While the amount and potency of the toxic chemicals are way much lower than that of ordinary cigarettes, these latest discoveries, however, slam to the face of e-cigarette companies’ claims that their products are safe and harmless just like any other quit smoking aids.
For instance, propylene glycol can cause eyes, nose and throat irritation, and continued exposure can damage your spleen and nervous system. Formaldehyde is a known carcinogen that also cause eyes and respiratory harm. Acetaldehyde or the “hangover chemical,” is likely a carcinogen as well.
The findings from the new research include:
Nicotine varies abruptly between brands. In the early studies, it was found that nicotine absorption was much lower from e-cigarettes than from ordinary cigarettes, but recent studies suggest that long time users can actually draw comparable amount of nicotine from e-cigarette similar to ordinary cigarettes. Another study noted however, that the chosen e-cigarettes for the study failed for more than 30% of the participants. UCSF review suggests that this call for a stronger standards and regulations for the product.

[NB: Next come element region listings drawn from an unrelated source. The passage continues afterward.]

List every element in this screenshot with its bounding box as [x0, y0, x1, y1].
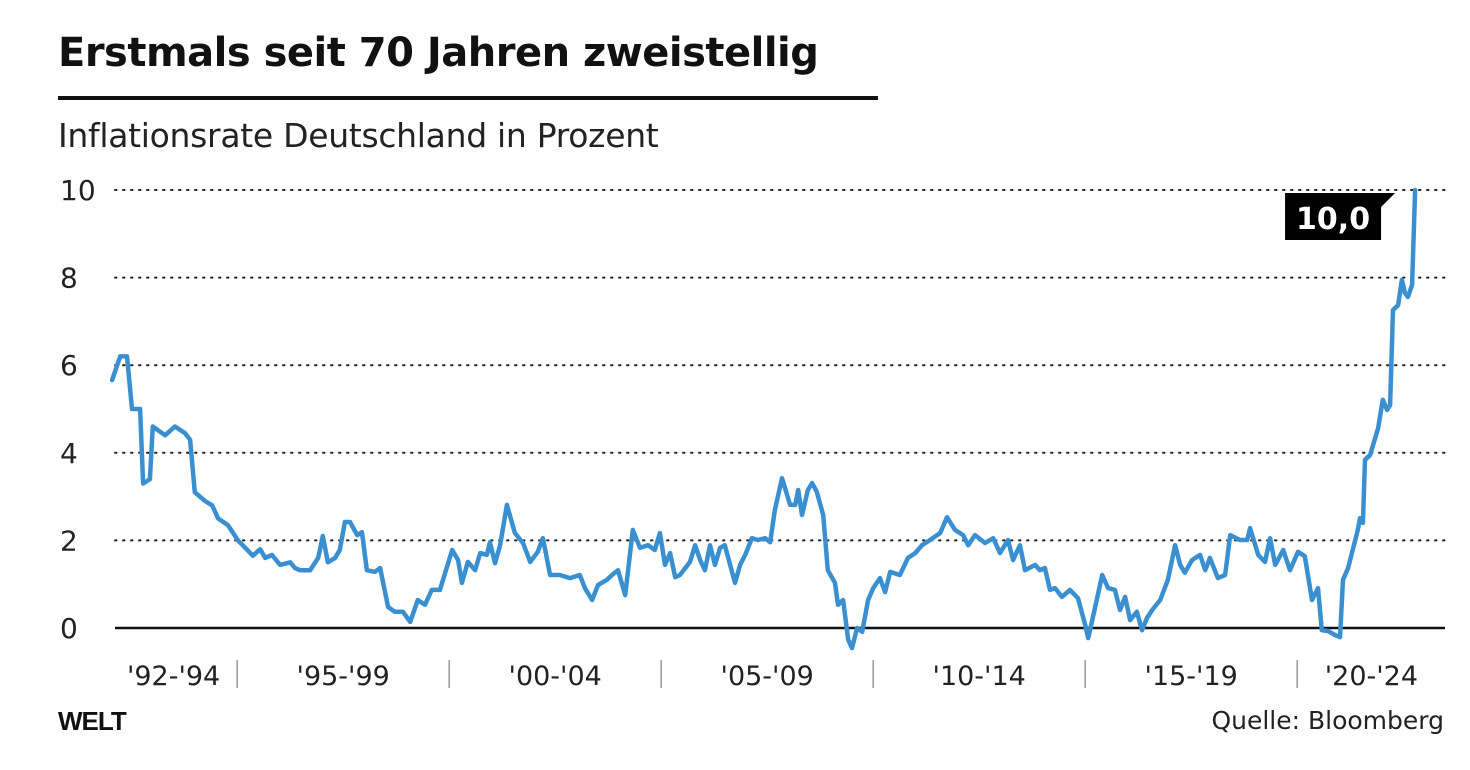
x-tick-label: '10-'14 — [933, 661, 1026, 692]
annotation-box — [1285, 193, 1396, 240]
y-tick-label: 4 — [60, 437, 78, 470]
source-note: Quelle: Bloomberg — [1211, 706, 1444, 735]
welt-logo: WELT — [58, 706, 127, 736]
x-tick-label: '92-'94 — [127, 661, 220, 692]
title-underline — [58, 96, 878, 100]
x-tick-label: '20-'24 — [1325, 661, 1418, 692]
annotation-label: 10,0 — [1296, 202, 1370, 237]
chart-title: Erstmals seit 70 Jahren zweistellig — [58, 30, 819, 76]
x-tick-label: '95-'99 — [297, 661, 390, 692]
y-tick-label: 2 — [60, 524, 78, 557]
x-tick-label: '05-'09 — [721, 661, 814, 692]
y-tick-label: 10 — [60, 174, 96, 207]
y-tick-label: 8 — [60, 262, 78, 295]
x-tick-label: '00-'04 — [509, 661, 602, 692]
y-tick-label: 6 — [60, 349, 78, 382]
inflation-line — [109, 187, 1418, 651]
chart-subtitle: Inflationsrate Deutschland in Prozent — [58, 116, 659, 155]
x-tick-label: '15-'19 — [1145, 661, 1238, 692]
y-tick-label: 0 — [60, 612, 78, 645]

Simply because the harmful effects of e-cigarettes are not well studied, it doesn’t make it safe. The vapor emitted by e-cigarettes are yet to be rigorously studied. It is still unclear if the extra fine particles emitted by e-cigarettes have similar toxicity and health effects compared to that of the smoke and secondhand smoke of conventional cigarettes. What we all know is fine particulate matter from cigarettes and air pollution are linked to increased risk of heart and respiratory diseases. And there are researches that suggest that the amount of fine particulate matter emitted by e-cigarettes is similar or even greater than ordinary cigarettes.
E-cigarette will not help you quit smoking, it may even lead you to smoking. Studies suggest that use of e-cigarettes as quit cessation aid was no more helpful than nicotine patch and both produced a very modest result without the help of other smoking cessation aids or program.
Big tobacco companies now have their own e-cigarettes. You would often hear companies selling e-cigarettes as a “safer” alternative to smoking. This gives big tobacco companies the flexibility to protect their market while promoting a new one all for the same interest – recruit new and younger patrons. These companies even finance smokers’ rights organizations to further their cause.
To end the cycle, the researchers suggest that e-cigarettes be banned where cigarettes are banned, and the creation of a stronger and stricter regulation on e-cigarettes. Including, regulation on e-cigarette advertisements.
E-cigarettes will hook you to smoking. The Study discovered that some teenagers were first introduced to nicotine through e-cigarettes. In fact, 20% of students from middle school and 7.2% from high school in the US use e-cigarettes. And more often these new patrons transition to regular smoking when they reach adulthood.